In 1941, the Waffen-SS began using General ranks in addition to standard SS ranks. An Obergruppenführer of the Waffen-SS, for example, would be titled "SS-Obergruppenführer und General der Waffen-SS". The Ordnungspolizei also used similar police ranks. The Waffen-SS had no Field Marshals, but the rank of "Reichsführer-SS" held by Heinrich Himmler was considered to be the equivalent of a Field Marshal during the later war years.

The Senior Colonel rank of "SS-Oberführer" has sometimes been considered to be a Brigadier General equivalent; however, as there was no equivalent in the German Army, the rank (in particular among the Waffen-SS) was not considered equivalent to a general officer.

Modern usage

After World War II, the West German Bundeswehr and the East German Nationale Volksarmee adopted the rank systems of their respective military blocs.

In the Bundeswehr, the rank of "Brigadegeneral" was inserted below the rank of "Generalmajor". While the rank titles of "Generalmajor", "Generalleutnant" and "General" were retained, each of those titles now denotes a higher rank than before (e.g. the "Generalleutnant" is now a three-star general).

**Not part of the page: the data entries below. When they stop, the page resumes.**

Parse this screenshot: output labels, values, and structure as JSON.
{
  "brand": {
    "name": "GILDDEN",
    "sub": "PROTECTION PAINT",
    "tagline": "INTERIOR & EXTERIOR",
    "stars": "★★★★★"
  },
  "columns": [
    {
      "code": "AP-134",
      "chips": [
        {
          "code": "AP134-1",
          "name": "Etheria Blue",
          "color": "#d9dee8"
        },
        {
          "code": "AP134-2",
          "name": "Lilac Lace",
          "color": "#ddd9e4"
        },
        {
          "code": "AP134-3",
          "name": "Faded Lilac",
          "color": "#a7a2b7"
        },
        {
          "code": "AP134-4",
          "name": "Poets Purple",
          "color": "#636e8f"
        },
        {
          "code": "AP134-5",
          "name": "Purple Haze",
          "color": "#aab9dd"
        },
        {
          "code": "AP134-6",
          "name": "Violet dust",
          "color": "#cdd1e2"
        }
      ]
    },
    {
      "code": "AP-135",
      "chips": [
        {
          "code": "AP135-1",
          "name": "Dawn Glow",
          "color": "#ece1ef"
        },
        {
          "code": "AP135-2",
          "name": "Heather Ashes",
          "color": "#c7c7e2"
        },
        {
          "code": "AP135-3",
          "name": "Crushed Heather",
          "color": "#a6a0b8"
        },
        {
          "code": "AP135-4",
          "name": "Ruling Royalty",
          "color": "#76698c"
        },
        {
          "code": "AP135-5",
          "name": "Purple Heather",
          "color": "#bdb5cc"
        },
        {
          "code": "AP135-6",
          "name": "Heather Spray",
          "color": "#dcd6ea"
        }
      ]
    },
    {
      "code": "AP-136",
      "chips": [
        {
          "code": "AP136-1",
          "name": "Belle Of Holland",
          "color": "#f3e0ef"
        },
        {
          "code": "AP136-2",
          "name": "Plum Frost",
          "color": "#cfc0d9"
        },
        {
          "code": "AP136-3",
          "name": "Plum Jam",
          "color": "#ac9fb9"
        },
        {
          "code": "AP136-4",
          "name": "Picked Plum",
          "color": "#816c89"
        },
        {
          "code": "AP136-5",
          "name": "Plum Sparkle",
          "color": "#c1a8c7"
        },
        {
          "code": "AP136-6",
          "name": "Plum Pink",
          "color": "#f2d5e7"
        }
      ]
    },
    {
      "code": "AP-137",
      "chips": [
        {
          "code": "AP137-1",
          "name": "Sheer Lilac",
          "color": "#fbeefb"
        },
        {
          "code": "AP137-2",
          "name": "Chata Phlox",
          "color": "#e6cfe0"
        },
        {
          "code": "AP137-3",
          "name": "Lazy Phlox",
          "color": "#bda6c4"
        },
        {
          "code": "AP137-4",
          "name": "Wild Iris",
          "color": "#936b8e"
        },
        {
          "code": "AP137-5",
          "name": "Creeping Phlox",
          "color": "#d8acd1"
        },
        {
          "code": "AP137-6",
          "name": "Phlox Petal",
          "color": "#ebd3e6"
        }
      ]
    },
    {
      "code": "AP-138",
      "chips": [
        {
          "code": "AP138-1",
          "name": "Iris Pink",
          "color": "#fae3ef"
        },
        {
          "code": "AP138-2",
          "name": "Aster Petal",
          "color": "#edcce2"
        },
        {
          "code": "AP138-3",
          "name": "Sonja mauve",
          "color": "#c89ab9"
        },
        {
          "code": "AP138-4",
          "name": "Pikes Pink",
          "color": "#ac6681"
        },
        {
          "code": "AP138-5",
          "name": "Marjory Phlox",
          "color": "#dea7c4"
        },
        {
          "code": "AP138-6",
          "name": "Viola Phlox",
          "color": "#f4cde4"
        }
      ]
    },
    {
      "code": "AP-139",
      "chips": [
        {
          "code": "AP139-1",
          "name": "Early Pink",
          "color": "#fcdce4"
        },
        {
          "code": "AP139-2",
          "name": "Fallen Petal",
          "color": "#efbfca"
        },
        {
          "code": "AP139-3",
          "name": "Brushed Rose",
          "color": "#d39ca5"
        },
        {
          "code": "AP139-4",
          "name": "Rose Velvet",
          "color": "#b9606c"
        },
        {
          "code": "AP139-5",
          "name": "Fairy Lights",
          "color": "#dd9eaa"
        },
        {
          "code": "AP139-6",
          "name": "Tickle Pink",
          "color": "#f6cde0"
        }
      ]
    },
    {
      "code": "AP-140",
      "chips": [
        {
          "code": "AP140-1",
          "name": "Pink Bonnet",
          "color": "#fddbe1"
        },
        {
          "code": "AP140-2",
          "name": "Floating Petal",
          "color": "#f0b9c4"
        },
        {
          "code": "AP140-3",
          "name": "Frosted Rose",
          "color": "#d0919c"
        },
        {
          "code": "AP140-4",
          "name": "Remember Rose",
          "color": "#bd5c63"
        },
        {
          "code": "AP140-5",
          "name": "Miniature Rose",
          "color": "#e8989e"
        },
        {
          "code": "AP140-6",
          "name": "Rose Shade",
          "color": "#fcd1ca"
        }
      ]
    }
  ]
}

Prior to the reunification of Germany, general officer rank designations in the German Democratic Republic were based on the Soviet model. "Generalmajor" was still the lowest general officer grade, followed by "Generalleutnant", "Generaloberst" (now three stars instead of four) and "Armeegeneral". In 1982, the GDR government established the rank of "Marschall der DDR", although no one was ever promoted to this rank.